Date Joined Apr 2006
Total Posts : 122
   Posted 11/28/2006 12:32 PM (GMT -7)   
Hope everyone had a blessed Thanksgiving.  Thanks everyone for your positive thoughts and kind words.  Thank goodness Robert is doing well and maintaining good health the best he can.  Even though he is listed, I realize that it could be a very long time before he gets a transplant.  I have told the folks at Mayo that I would consider being a living donor if I qualify for it and he becomes really sick but no sick enough according to their numbers.  I guess we'll just take things day by day and make the best out of each day. Robert receives his social security disability and his retirement so he stays home and rests most of the time.  He usually runs errands around town and does a few things around the yard when he is up to it.  I tell him to try to do things to keep his mind off things and keep busy when he feels good.   Lucky for him (ha! ha!), I'm younger than him and I work a full time job with good benefits and decent pay.  I always say to myself that I hold two full time jobs, my regular job and then my full time caregiver job.  But you know what, I wouldn't have it no other way!  I love my husband dearly and will do whatever it takes to help him through his illness.  We've been through hell and back the last 11 months, but hey, no one told us life would be full of roses, right?  Take care everyone and keep in touch!

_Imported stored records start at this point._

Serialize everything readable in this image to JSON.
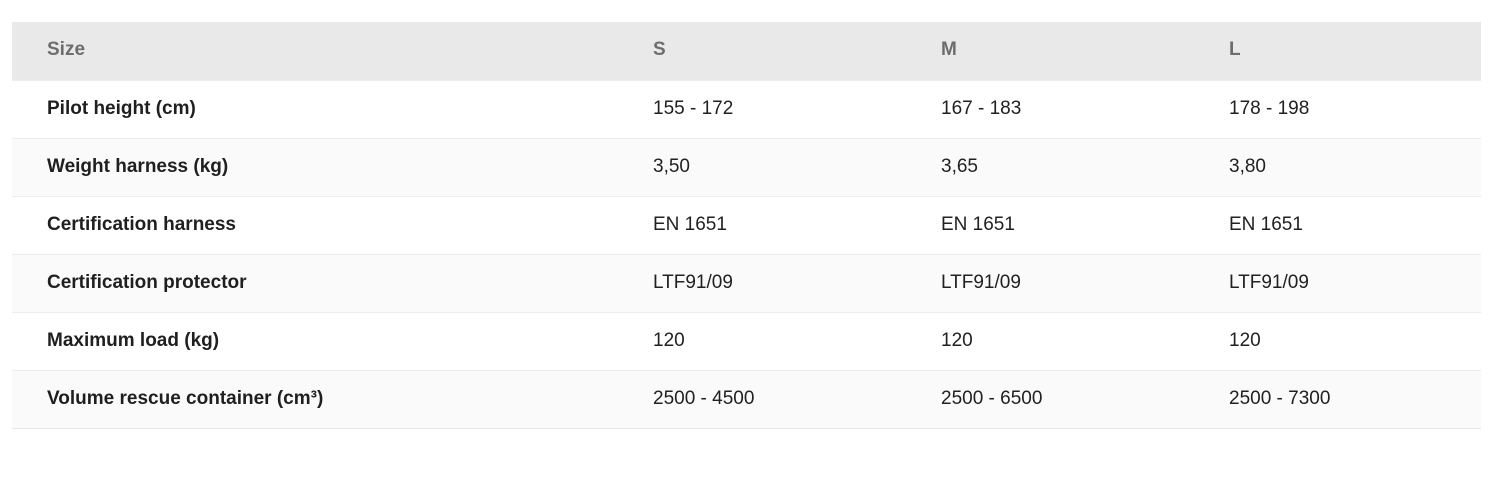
{
  "table": {
    "header": [
      "Size",
      "S",
      "M",
      "L"
    ],
    "rows": [
      {
        "label": "Pilot height (cm)",
        "values": [
          "155 - 172",
          "167 - 183",
          "178 - 198"
        ]
      },
      {
        "label": "Weight harness (kg)",
        "values": [
          "3,50",
          "3,65",
          "3,80"
        ]
      },
      {
        "label": "Certification harness",
        "values": [
          "EN 1651",
          "EN 1651",
          "EN 1651"
        ]
      },
      {
        "label": "Certification protector",
        "values": [
          "LTF91/09",
          "LTF91/09",
          "LTF91/09"
        ]
      },
      {
        "label": "Maximum load (kg)",
        "values": [
          "120",
          "120",
          "120"
        ]
      },
      {
        "label": "Volume rescue container (cm³)",
        "values": [
          "2500 - 4500",
          "2500 - 6500",
          "2500 - 7300"
        ]
      }
    ]
  },
  "colors": {
    "header_background": "#e9e9e9",
    "header_text": "#6d6d6d",
    "row_alt_background": "#fafafa",
    "row_background": "#ffffff",
    "body_text": "#212121",
    "row_separator": "#ededed"
  },
  "chart_data": {
    "type": "table",
    "title": "",
    "columns": [
      "Size",
      "S",
      "M",
      "L"
    ],
    "rows": [
      [
        "Pilot height (cm)",
        "155 - 172",
        "167 - 183",
        "178 - 198"
      ],
      [
        "Weight harness (kg)",
        "3,50",
        "3,65",
        "3,80"
      ],
      [
        "Certification harness",
        "EN 1651",
        "EN 1651",
        "EN 1651"
      ],
      [
        "Certification protector",
        "LTF91/09",
        "LTF91/09",
        "LTF91/09"
      ],
      [
        "Maximum load (kg)",
        "120",
        "120",
        "120"
      ],
      [
        "Volume rescue container (cm³)",
        "2500 - 4500",
        "2500 - 6500",
        "2500 - 7300"
      ]
    ],
    "layout": {
      "zebra_striping": true,
      "header_style": "gray-bold",
      "first_column_bold": true
    }
  }
}
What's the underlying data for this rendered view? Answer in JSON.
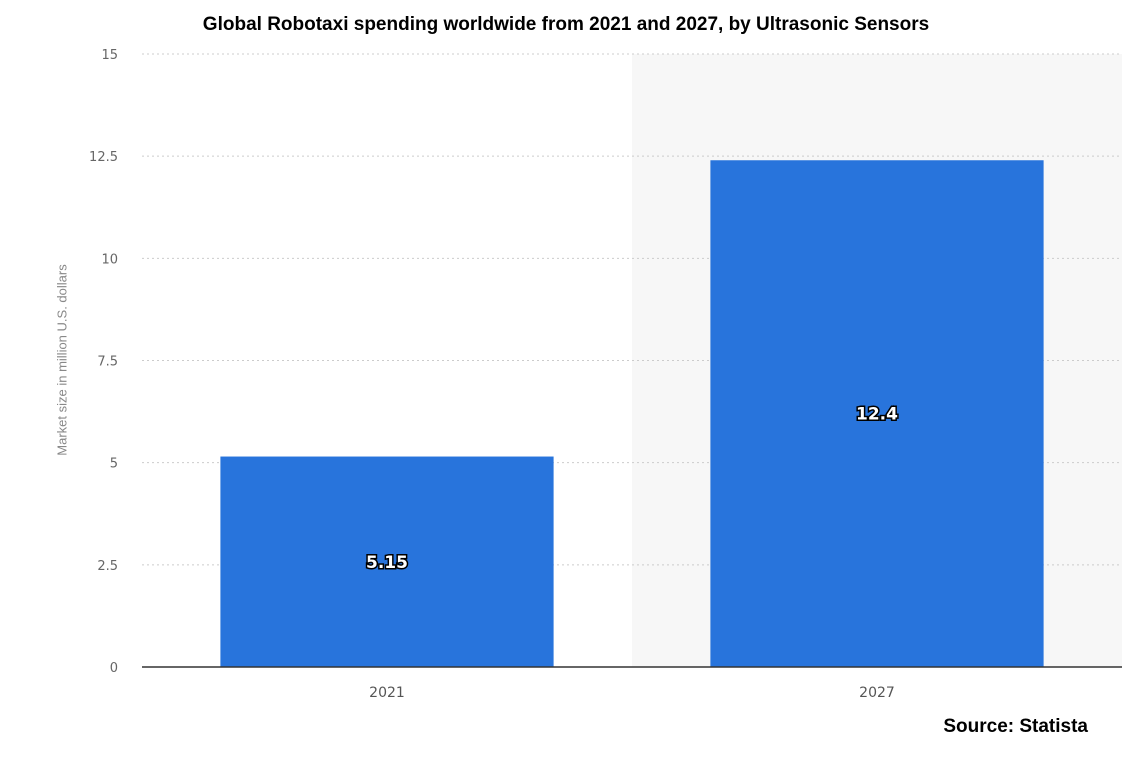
{
  "chart_data": {
    "type": "bar",
    "title": "Global Robotaxi spending worldwide from 2021 and 2027, by Ultrasonic Sensors",
    "ylabel": "Market size in million U.S. dollars",
    "xlabel": "",
    "categories": [
      "2021",
      "2027"
    ],
    "values": [
      5.15,
      12.4
    ],
    "data_labels": [
      "5.15",
      "12.4"
    ],
    "ylim": [
      0,
      15
    ],
    "yticks": [
      0,
      2.5,
      5,
      7.5,
      10,
      12.5,
      15
    ],
    "ytick_labels": [
      "0",
      "2.5",
      "5",
      "7.5",
      "10",
      "12.5",
      "15"
    ],
    "grid": true,
    "bar_color": "#2874dc",
    "highlight_band_color": "#f7f7f7",
    "source": "Source: Statista"
  }
}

*Hugs, Thoughts, and Prayers*
   *Shel in New Mexico, USA*
 


wheredidigo
Veteran Member


Date Joined Mar 2006
Total Posts : 605
   Posted 11/28/2006 4:29 PM (GMT -7)   
Your husband is a very lucky man to have you Shel:)
trish
 
 
Life should NOT be a journey to the grave with the intention of arriving safely in an attractive and well preserved body,but rather to skid in sideways,chocolate in one hand,wine in the other,body used up ,totally worn out and screaming"WOOOOHOO WHAT A RIDE!!!"